By CHRIS ALDRIDGE, Kentucky Proud Connection
SHELBYVILLE, Ky. - Steve Smith believes a spoonful of local honey cures the allergies that ail you.
It worked for Smith, co-owner of a Kentucky Proud business called Bee Boys Honey.
“One of the reasons I got into this was my allergies,” Smith said. “My wife said, ‘You need local, natural honey.’ I got some at a farmers’ market and took a spoonful a day.
“The first month, I was worse than I was before. But after my body started building immunity [to natural allergens in the honey], my allergies went away.”
Smith, who also co-owns longtime Kentucky Proud member Fishmarket Seafood and Meats in Louisville, moved from a consumer to a producer after meeting beekeeper Richard Hosey of Hosey’s Honey in Midway at the first Kentucky Proud Incredible Food Show in 2009.
“We [Fishmarket] had a booth there, and I saw Richard’s booth,” Smith said. “We started talking, and Richard said, ‘You just need to get some hives and get started.’”
As soon as Smith got home from the food show, he made a business proposition to his neighbor, neurosurgeon George Raque, who raises Saddlebred horses, Angus cattle, and soybeans at Infinity Farms near Shelbyville.
“I said, ‘George, we need to get into beekeeping,’” Smith said. “Most of us have this image in our minds of a doctor, and the last image you have is a guy in a ball cap with 80,000 bees flying around.”
The two Bee Boys started with five hives. Seven years later, they number more than 100.
“They take care of themselves,” Smith said. “Talk about a low-maintenance business. We just let them do their thing.”
Business ramped up recently when Kroger began selling their local honey, in addition to some smaller independent Louisville retailers such as Paul’s Fruit Markets and Lucky’s Market.

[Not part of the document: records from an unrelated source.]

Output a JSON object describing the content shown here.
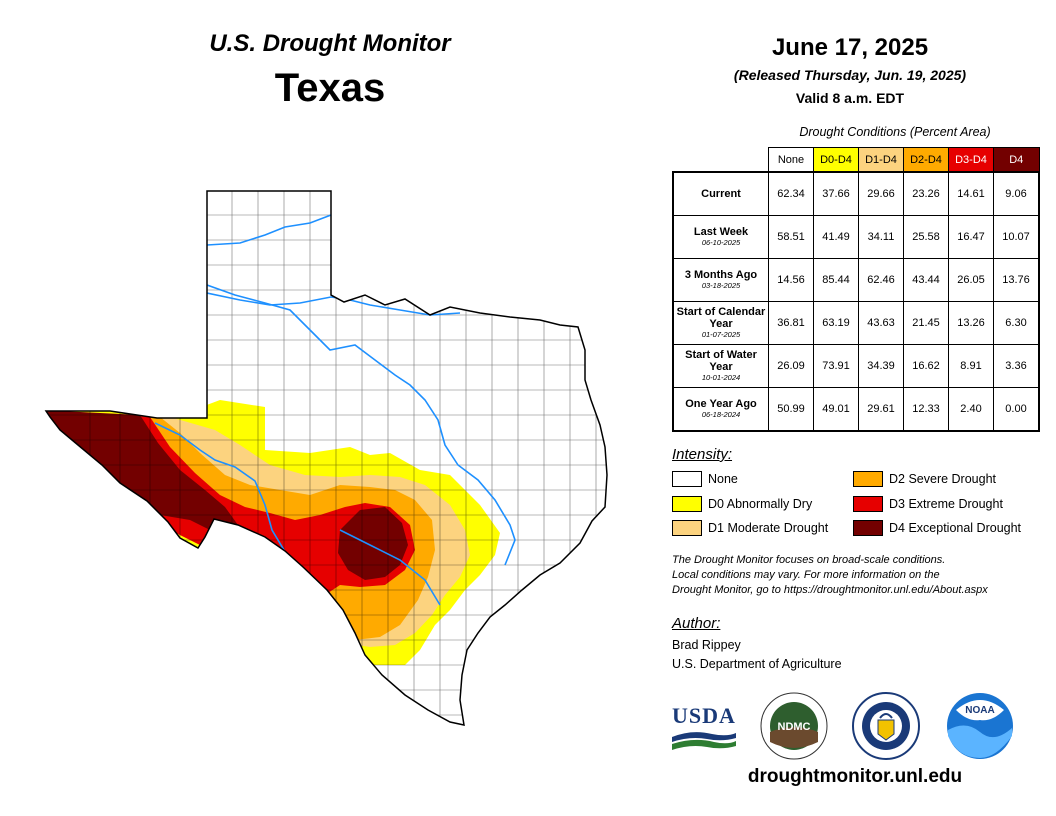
{
  "header": {
    "top_title": "U.S. Drought Monitor",
    "state": "Texas",
    "date": "June 17, 2025",
    "released": "(Released Thursday, Jun. 19, 2025)",
    "valid": "Valid 8 a.m. EDT"
  },
  "table": {
    "caption": "Drought Conditions (Percent Area)",
    "columns": [
      {
        "label": "None",
        "color": "#ffffff",
        "text_color": "#000000"
      },
      {
        "label": "D0-D4",
        "color": "#ffff00",
        "text_color": "#000000"
      },
      {
        "label": "D1-D4",
        "color": "#fcd37f",
        "text_color": "#000000"
      },
      {
        "label": "D2-D4",
        "color": "#ffaa00",
        "text_color": "#000000"
      },
      {
        "label": "D3-D4",
        "color": "#e60000",
        "text_color": "#ffffff"
      },
      {
        "label": "D4",
        "color": "#730000",
        "text_color": "#ffffff"
      }
    ],
    "rows": [
      {
        "label": "Current",
        "sub": "",
        "values": [
          "62.34",
          "37.66",
          "29.66",
          "23.26",
          "14.61",
          "9.06"
        ]
      },
      {
        "label": "Last Week",
        "sub": "06-10-2025",
        "values": [
          "58.51",
          "41.49",
          "34.11",
          "25.58",
          "16.47",
          "10.07"
        ]
      },
      {
        "label": "3 Months Ago",
        "sub": "03-18-2025",
        "values": [
          "14.56",
          "85.44",
          "62.46",
          "43.44",
          "26.05",
          "13.76"
        ]
      },
      {
        "label": "Start of Calendar Year",
        "sub": "01-07-2025",
        "values": [
          "36.81",
          "63.19",
          "43.63",
          "21.45",
          "13.26",
          "6.30"
        ]
      },
      {
        "label": "Start of Water Year",
        "sub": "10-01-2024",
        "values": [
          "26.09",
          "73.91",
          "34.39",
          "16.62",
          "8.91",
          "3.36"
        ]
      },
      {
        "label": "One Year Ago",
        "sub": "06-18-2024",
        "values": [
          "50.99",
          "49.01",
          "29.61",
          "12.33",
          "2.40",
          "0.00"
        ]
      }
    ]
  },
  "legend": {
    "title": "Intensity:",
    "items": [
      {
        "label": "None",
        "color": "#ffffff"
      },
      {
        "label": "D0 Abnormally Dry",
        "color": "#ffff00"
      },
      {
        "label": "D1 Moderate Drought",
        "color": "#fcd37f"
      },
      {
        "label": "D2 Severe Drought",
        "color": "#ffaa00"
      },
      {
        "label": "D3 Extreme Drought",
        "color": "#e60000"
      },
      {
        "label": "D4 Exceptional Drought",
        "color": "#730000"
      }
    ]
  },
  "note": {
    "line1": "The Drought Monitor focuses on broad-scale conditions.",
    "line2": "Local conditions may vary. For more information on the",
    "line3": "Drought Monitor, go to https://droughtmonitor.unl.edu/About.aspx"
  },
  "author": {
    "heading": "Author:",
    "name": "Brad Rippey",
    "org": "U.S. Department of Agriculture"
  },
  "logos": {
    "usda": "USDA",
    "ndmc": "NDMC",
    "noaa": "NOAA"
  },
  "footer": {
    "site": "droughtmonitor.unl.edu"
  },
  "map": {
    "river_color": "#1e90ff",
    "border_color": "#000000"
  }
}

“The first couple of years, we just kinda puttered along,” Smith said. “Kroger was looking for some local honey, so we upped our game a little bit. Honey is the No. 1-selling item on Kentucky Proud shelves.”

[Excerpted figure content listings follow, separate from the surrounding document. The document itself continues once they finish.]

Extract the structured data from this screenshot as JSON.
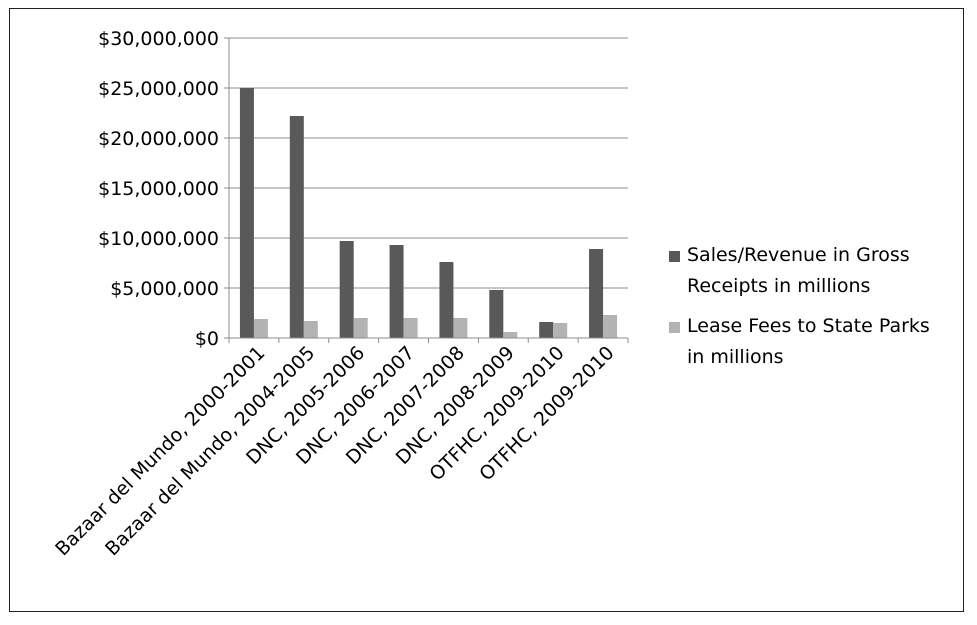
{
  "chart_data": {
    "type": "bar",
    "title": "",
    "xlabel": "",
    "ylabel": "",
    "categories": [
      "Bazaar del Mundo, 2000-2001",
      "Bazaar del Mundo, 2004-2005",
      "DNC, 2005-2006",
      "DNC, 2006-2007",
      "DNC, 2007-2008",
      "DNC, 2008-2009",
      "OTFHC, 2009-2010",
      "OTFHC, 2009-2010"
    ],
    "series": [
      {
        "name_lines": [
          "Sales/Revenue in Gross",
          "Receipts in millions"
        ],
        "color": "#595959",
        "values": [
          25000000,
          22200000,
          9700000,
          9300000,
          7600000,
          4800000,
          1600000,
          8900000
        ]
      },
      {
        "name_lines": [
          "Lease Fees to State Parks",
          "in millions"
        ],
        "color": "#b3b3b3",
        "values": [
          1900000,
          1700000,
          2000000,
          2000000,
          2000000,
          600000,
          1500000,
          2300000
        ]
      }
    ],
    "ylim": [
      0,
      30000000
    ],
    "yticks": [
      0,
      5000000,
      10000000,
      15000000,
      20000000,
      25000000,
      30000000
    ],
    "ytick_labels": [
      "$0",
      "$5,000,000",
      "$10,000,000",
      "$15,000,000",
      "$20,000,000",
      "$25,000,000",
      "$30,000,000"
    ],
    "grid": true,
    "legend_position": "right"
  }
}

Smith said that’s because consumers can taste the difference compared to national brands.
“When I tasted our first batch, I thought, ‘Oh my God, this stuff is really good!’” he said. “It was amazing to me.”
“Everybody that tastes our honey says it’s the best honey they’ve ever tasted, that they didn’t know honey could taste so good,” Smith told the Shelbyville Sentinel-News.

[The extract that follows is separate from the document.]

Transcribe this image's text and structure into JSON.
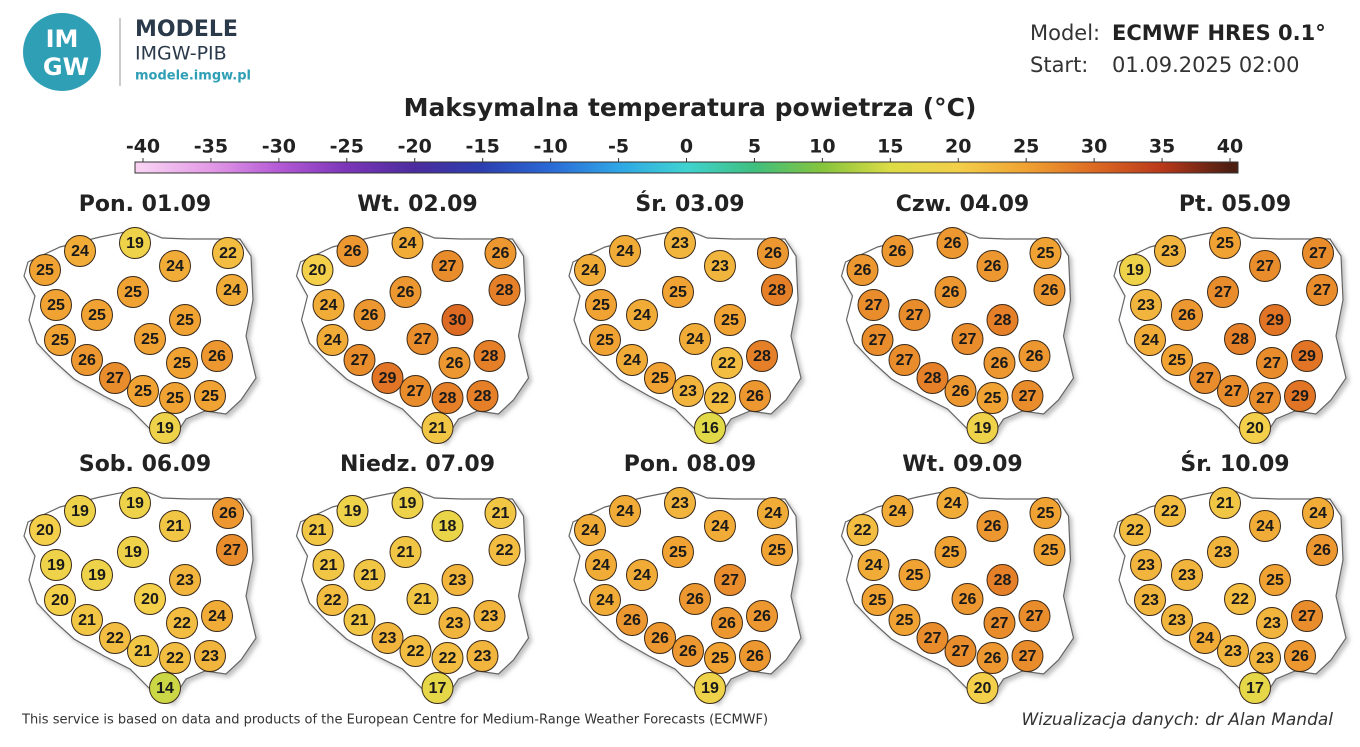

Smith said the Commonwealth is fortunate to have a program like Kentucky Proud to help Kentuckians market their products.
“It’s brought not only the Bee Boys but so many other small producers in this state to the table,” Smith said. “The brand awareness – you can put a label on your product that’s so much more recognizable than your own.
“It’s a super program. We’ve worked with other states, and nobody’s got anything close to what Kentucky’s got.”
Raque told the Sentinel-News that while the business is growing, he’s not ready to give up his day job.
“Let’s put it this way – I’m not going to retire from neurosurgery [from making] money in the honey business,” he joked.
Smith said the Bee Boys are still learning the beekeeping ropes with help from their mentor, Hosey.
“Richard has been a big help,” Smith said. “It’s been a learning process for us.”
Early on, the Bee Boys learned the importance of protective beekeeping garb the hard way.
“We thought, ‘We don’t need these masks,’” Smith said. “When George and I got home one day, I had been hit seven or eight times in the face and looked like the Elephant Man, while George’s eye was swollen shut.
“If you’re uncomfortable, scared, or nervous around them, bees can smell fear. Once you get hit, it gives off a pheromone. It’s like a magnet.”
With time, the stings have lessened, and Smith has discovered that he loves working with bees.
“There’s just an energy the hive gives off,” he said. “In a way, it’s really relaxing.”